3.3 Use std::scoped_lock (C++17)

#include <iostream>
#include <thread>
#include <mutex>

std::mutex mutex1;
std::mutex mutex2;

void threadFunction() {
    std::scoped_lock lock(mutex1, mutex2);
    std::cout << "Thread successfully acquired mutex1 and mutex2" << std::endl;
}

int main() {
    std::thread t(threadFunction);
    t.join();
    return 0;
}

3.4 Use Recursive Mutexes When Re‑entrancy Is Required

#include <iostream>
#include <thread>
#include <mutex>

std::recursive_mutex recursiveMutex;

void recursiveFunction(int count) {
    if (count <= 0) return;
    recursiveMutex.lock();
    std::cout << "Recursive function, count: " << count << std::endl;
    recursiveFunction(count - 1);
    recursiveMutex.unlock();
}

int main() {
    std::thread t(recursiveFunction, 5);
    t.join();
    return 0;
}

3.5 Lock Hierarchy (Lock Leveling)

Define lock levels and forbid a thread from acquiring a higher‑level lock while holding a lower‑level one, breaking circular wait.

4. C++ Deadlock Case Study

4.1 Code Example

#include <iostream>
#include <thread>
#include <mutex>

std::mutex mutex1;
std::mutex mutex2;

void threadFunction1() {
    std::lock_guard<std::mutex> lock1(mutex1);
    std::cout << "Thread 1 acquired mutex1." << std::endl;
    std::this_thread::sleep_for(std::chrono::milliseconds(100));
    std::lock_guard<std::mutex> lock2(mutex2);
    std::cout << "Thread 1 acquired mutex2." << std::endl;
}

void threadFunction2() {
    std::lock_guard<std::mutex> lock2(mutex2);
    std::cout << "Thread 2 acquired mutex2." << std::endl;
    std::this_thread::sleep_for(std::chrono::milliseconds(100));
    std::lock_guard<std::mutex> lock1(mutex1);
    std::cout << "Thread 2 acquired mutex1." << std::endl;
}

int main() {
    std::thread t1(threadFunction1);
    std::thread t2(threadFunction2);
    t1.join();
    t2.join();
    return 0;
}

4.2 Analysis of Deadlock Causes

Mutual exclusion – each mutex can be owned by only one thread.

Hold and wait – each thread holds one mutex while waiting for the other.

No preemption – a thread cannot be forced to release a mutex it owns.

Circular wait – Thread 1 waits for mutex2 while Thread 2 waits for mutex1.

4.3 Detection Techniques

Logging lock acquisition and release times to spot cycles.

Debuggers (e.g., Visual Studio) to inspect thread states at runtime.
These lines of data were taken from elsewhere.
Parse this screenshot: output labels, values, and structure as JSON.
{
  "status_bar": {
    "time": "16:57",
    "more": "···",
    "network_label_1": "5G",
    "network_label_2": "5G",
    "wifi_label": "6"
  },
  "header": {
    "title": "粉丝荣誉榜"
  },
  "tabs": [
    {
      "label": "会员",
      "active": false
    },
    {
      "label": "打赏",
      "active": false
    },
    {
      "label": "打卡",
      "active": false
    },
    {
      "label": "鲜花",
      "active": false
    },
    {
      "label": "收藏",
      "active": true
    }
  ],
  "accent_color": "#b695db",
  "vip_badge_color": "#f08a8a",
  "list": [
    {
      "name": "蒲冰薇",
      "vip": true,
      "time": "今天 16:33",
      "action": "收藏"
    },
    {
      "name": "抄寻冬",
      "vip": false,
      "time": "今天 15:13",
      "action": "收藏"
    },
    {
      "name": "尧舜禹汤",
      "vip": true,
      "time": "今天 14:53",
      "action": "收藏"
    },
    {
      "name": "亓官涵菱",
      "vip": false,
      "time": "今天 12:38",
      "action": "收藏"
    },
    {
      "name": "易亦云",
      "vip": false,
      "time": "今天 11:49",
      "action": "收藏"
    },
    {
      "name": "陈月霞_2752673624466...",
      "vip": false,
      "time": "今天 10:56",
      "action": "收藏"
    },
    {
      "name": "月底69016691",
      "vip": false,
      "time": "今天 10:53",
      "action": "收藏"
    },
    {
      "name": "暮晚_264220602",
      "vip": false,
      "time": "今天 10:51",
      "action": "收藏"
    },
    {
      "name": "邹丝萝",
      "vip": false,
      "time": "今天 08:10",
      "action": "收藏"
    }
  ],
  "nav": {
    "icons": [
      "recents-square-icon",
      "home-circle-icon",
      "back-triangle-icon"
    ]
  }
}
Static analysis tools (e.g., PVS‑Studio) that flag inconsistent lock ordering.

4.4 Resolution Strategies

(1) Enforce a uniform lock acquisition order, e.g., always lock mutex1 before mutex2 .

(2) Replace manual locking with std::lock to acquire both mutexes atomically.

(3) Apply timeout‑based lock attempts to avoid indefinite waiting.